New Country House at Lowther

Shaun Castle 12 October 2006




The recent granting of planning permission on appeal for a new country house at Lowther has to be applauded as a resounding triumph of provenance over ignominy of the Lake District Planning Board.

The decision was right on two accounts. Firstly, it is wholly appropriate that a new country house of such architectural merit under PPS7 should be built at Lowther, given its regional significance. And secondly, the inspector rightly accepted the appellants' argument that the design showed a subtle and original handling of the Classical language, within the context of the “uninterrupted evolution of the Lowther estate for nearly a thousand years.”
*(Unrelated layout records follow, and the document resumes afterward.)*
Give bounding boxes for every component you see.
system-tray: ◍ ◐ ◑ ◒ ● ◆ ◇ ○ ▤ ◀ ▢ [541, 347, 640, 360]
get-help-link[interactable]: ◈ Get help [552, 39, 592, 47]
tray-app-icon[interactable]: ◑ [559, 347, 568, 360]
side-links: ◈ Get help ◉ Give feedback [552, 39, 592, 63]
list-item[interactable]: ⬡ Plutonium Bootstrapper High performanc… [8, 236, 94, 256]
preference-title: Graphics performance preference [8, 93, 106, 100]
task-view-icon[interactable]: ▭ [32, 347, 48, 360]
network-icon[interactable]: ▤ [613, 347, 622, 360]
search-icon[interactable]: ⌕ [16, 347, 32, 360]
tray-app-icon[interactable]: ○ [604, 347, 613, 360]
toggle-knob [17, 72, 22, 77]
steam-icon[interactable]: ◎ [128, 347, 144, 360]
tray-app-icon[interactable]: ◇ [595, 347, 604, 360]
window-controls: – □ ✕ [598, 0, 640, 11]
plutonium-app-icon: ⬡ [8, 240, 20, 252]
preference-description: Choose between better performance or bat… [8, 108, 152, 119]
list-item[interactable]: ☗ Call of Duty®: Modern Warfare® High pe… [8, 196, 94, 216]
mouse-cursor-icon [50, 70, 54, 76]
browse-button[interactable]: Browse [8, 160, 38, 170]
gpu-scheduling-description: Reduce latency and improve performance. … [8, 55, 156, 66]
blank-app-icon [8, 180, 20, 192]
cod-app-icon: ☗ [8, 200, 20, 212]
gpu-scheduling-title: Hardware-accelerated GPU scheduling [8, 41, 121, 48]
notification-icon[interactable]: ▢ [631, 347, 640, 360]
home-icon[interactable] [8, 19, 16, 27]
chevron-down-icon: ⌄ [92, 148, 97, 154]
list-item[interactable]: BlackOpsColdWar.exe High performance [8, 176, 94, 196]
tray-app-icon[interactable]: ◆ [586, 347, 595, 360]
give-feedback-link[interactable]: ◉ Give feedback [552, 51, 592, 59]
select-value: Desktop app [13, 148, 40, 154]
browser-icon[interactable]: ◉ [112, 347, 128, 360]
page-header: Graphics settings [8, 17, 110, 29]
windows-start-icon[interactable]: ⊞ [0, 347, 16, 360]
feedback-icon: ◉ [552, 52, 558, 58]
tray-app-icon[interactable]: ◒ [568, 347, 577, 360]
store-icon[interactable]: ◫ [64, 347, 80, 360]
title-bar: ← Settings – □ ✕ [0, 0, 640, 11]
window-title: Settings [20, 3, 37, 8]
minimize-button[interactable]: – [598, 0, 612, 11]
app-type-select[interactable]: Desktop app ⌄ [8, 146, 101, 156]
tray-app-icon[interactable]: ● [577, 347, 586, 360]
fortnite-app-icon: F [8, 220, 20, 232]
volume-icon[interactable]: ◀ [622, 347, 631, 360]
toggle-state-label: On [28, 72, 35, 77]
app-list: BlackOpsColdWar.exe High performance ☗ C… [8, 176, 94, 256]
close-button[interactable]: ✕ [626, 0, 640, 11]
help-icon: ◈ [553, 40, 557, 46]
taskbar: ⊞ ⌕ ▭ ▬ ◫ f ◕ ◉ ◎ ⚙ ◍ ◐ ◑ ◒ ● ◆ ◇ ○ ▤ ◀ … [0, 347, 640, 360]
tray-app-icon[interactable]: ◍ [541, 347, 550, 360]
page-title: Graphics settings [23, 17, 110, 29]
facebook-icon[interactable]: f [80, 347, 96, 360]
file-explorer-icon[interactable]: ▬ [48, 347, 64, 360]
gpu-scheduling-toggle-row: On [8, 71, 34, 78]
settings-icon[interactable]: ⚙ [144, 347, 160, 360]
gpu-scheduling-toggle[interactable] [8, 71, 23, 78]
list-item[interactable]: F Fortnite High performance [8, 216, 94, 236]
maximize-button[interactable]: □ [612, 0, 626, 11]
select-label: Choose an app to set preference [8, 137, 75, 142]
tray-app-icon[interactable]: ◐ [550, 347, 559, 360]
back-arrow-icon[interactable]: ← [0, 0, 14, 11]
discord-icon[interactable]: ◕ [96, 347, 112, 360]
The decision is a vindication of the English planning system correctly interpreted, over a short-sighted provincial board obsessed with perpetuation of misguided stasis in the Lakes. The decision will not only rejuvinate one of the county's finest country estates, but on a wider level, act as a precedent for others.

Designed by architect Craig Hamilton, one of a new generation of architects working progressively in the Classical manner, the new house will have something of the character of a towered Palladian lodge and will be sited in the old deer park at the historic heart of the estate. Parkland will run up to the new house, with deer grazing right up to the steps of a loggia. New gardens, both immediately adjacent to the house and in a new walled garden, have been designed by Rupert Golby.

Many believe the built environment within the Lakes to be at a watershed. With such a landmark decision so confidently looking to the future, just maybe the tide is turning.